È mai successo che un arbitro vada al Var e dica: “no, è sbagliato, ho ragione io”?
Il Var fa la lista della spesa e l'arbitro obbediente va a prendere la roba negli scaffali. Una volta chiamato, l'arbitro diventa un automa. Che cosa gli succede se disobbedisce?

Italian referee Federico La Penna checks the Video Assistant Referee (VAR) during the Italian Serie A football match Inter vs Torino on November 22, 2020 at the Giuseppe-Meazza (San Siro) stadium in Milan. (Photo by MIGUEL MEDINA / AFP)
È mai successo che un arbitro vada al Var e dica: “no, è sbagliato, ho ragione io”?
Il nodo della questione arbitrale è quello sollevato ormai una vita fa da Carlo Ancelotti dopo lo scempio perpetrato dall’arbitro Giacomelli in un Napoli-Atalanta 2-2. Ancelotti fu espulso e qualche giorno dopo, in un incontro con gli arbitri, davanti al pieno di sé Rizzoli, disse: «Ci potete dire chi arbitra? Il direttore di gara o il Var? Perché a me pare che arbitri il Var». Era il 2019. Sono passati cinque anni e adesso nessuno ha più dubbi. Arbitra il Var.
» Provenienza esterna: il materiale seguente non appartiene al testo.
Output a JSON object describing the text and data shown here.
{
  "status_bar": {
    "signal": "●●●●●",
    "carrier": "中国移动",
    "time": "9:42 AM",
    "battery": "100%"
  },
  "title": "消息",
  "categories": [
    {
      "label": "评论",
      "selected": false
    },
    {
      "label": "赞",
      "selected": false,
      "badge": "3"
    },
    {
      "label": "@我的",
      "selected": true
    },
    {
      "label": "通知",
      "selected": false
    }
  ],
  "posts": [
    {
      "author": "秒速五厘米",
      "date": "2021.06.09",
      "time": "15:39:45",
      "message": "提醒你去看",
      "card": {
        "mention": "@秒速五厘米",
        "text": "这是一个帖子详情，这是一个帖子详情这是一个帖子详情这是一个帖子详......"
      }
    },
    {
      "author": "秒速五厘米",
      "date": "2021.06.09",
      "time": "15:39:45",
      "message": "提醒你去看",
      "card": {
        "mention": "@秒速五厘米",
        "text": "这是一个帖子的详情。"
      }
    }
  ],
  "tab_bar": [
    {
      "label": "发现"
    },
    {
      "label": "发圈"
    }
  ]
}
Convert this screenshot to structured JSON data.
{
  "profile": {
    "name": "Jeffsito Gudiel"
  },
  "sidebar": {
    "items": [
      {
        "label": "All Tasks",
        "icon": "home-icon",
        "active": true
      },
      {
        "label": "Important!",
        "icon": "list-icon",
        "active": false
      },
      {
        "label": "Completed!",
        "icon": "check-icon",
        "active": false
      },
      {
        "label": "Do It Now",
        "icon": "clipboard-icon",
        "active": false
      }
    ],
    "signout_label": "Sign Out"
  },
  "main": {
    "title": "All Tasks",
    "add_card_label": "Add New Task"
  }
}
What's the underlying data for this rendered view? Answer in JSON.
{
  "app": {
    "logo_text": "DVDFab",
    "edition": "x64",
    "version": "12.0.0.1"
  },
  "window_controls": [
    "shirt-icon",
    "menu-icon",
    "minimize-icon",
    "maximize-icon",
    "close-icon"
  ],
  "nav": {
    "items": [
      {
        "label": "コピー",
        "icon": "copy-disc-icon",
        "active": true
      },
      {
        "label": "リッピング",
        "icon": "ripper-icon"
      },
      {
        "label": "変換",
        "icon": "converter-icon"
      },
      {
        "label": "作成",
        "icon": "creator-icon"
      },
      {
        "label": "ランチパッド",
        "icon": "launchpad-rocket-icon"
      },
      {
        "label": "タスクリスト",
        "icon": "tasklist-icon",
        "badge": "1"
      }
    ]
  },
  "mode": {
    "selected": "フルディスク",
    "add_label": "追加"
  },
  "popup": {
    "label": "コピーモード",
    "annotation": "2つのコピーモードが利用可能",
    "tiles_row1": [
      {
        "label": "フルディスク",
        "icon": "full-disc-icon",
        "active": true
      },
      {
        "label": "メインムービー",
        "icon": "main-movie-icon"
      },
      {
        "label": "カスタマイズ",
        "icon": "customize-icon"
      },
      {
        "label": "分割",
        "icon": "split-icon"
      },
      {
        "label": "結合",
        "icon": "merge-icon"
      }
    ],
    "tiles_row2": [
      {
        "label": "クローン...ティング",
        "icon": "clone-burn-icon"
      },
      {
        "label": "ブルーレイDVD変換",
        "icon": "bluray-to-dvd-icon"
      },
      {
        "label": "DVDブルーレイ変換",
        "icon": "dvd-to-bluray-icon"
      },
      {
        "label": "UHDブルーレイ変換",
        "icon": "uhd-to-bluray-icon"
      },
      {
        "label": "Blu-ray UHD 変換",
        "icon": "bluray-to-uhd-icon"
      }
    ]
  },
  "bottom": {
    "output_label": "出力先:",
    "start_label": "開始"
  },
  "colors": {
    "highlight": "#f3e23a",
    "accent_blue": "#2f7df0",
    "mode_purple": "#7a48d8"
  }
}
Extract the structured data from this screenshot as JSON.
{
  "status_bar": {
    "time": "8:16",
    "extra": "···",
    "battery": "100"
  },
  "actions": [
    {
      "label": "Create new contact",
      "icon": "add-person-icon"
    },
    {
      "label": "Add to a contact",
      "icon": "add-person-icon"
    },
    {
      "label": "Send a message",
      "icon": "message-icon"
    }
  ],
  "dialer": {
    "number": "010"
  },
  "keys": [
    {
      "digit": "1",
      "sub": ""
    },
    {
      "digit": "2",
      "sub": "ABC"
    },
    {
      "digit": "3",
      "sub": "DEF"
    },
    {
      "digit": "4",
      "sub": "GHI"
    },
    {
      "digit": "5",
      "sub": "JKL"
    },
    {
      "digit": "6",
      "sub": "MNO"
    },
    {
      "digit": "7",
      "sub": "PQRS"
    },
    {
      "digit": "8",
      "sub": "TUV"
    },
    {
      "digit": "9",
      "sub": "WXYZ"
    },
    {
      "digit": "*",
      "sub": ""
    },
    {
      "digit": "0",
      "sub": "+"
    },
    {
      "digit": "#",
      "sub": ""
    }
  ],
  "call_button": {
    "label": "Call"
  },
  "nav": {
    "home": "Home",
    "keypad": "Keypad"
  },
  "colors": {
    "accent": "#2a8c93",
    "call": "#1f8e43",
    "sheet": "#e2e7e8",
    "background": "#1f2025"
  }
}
Giustamente oggi il direttore di Tuttosport Guido Vaciago sottolinea che a colpire dell’audio Var di Verona-Juventus è il rapporto che c’è tra il Var Aureliano e l’arbitro Rapuano. L’uno radiocomanda l’altro. Il Var Aureliano fa la lista della spesa, gli dice cosa comprare, in quali scaffali trovare la merce e l’altro obbediente va a fare la spesa. In queste condizioni, tutti possiamo arbitrare. Perché, diciamolo, l’arbitro Rapuano il rigore al Var (che secondo Rocchi non c’era) non lo aveva assegnato. Certo poi lo stesso Rapuano non ha espulso per la gomitata di Orban in faccia a Gatti ma in quel caso effettivamente il Var sarebbe servito (e invece ha dormito).
Ma il punto non sono gli episodi. Il punto è l’obbedienza. Una volta chiamato al Var, l’arbitro di fatto smarrisce la propria personalità. Non ci addentriamo in discorsi psicanalitici ma esperti potrebbero dirci molto sul transfert. È come se una volta chiamato l’arbitro non fosse più padrone di sé stesso. Cinematograficamente, sarebbe facile da rendere. Appena il direttore di gara comincia a correre verso il video, non è più lui, diventa succube della voce che lo radiocomanderà. Bisogna tornare a Boncompagni e Ambra Angiolini che poi però nella vita e con gli anni ha dimostrato eccome di avere una propria personalità. Gli arbitri no. Annuiscono (Pellegatti pochi giorni fa ha spiegato la genesi del suo annuire a Berlusconi), apprendono la lezioncina. Non oppongono mai obiezioni. E se ne tornano in campo a fare la spesa. A ripetere a pappardella la lezioncina.
Questo è il punto. Noi non ricordiamo un episodio in cui l’arbitro dice al Var: “no, vi state sbagliando, il regolamento dice diversamente”. Oppure; “no, non sono d’accordo, secondo me non è così”.
Il punto della questione è: che cosa succede a un arbitro che disobbedisce al Var? Viene punito? Perde consenso? Viene emarginato dal gruppo arbitrale? In fin dei conti all’arbitro conviene adeguarsi. Conviene per motivi di carriera che poi è il solo aspetto per loro interessante.
Qui non si mette in discussione il Var ma l’utilizzo che se ne sta facendo. Prima l’arbitro sbagliava in campo, con errori talvolta grossolani. Adesso, però, gli errori si ripetono al video. Anche perché il Var non è più solo un correttore in caso di strafalcioni. È diventato l’arbitro. È aumentato a dismisura il numero di eventi da studiare e osservare al microscopio. E per arbitrare bene così, tornando indietro ogni volta e sezionando ogni azione, le partite dovrebbero durare quattro ore.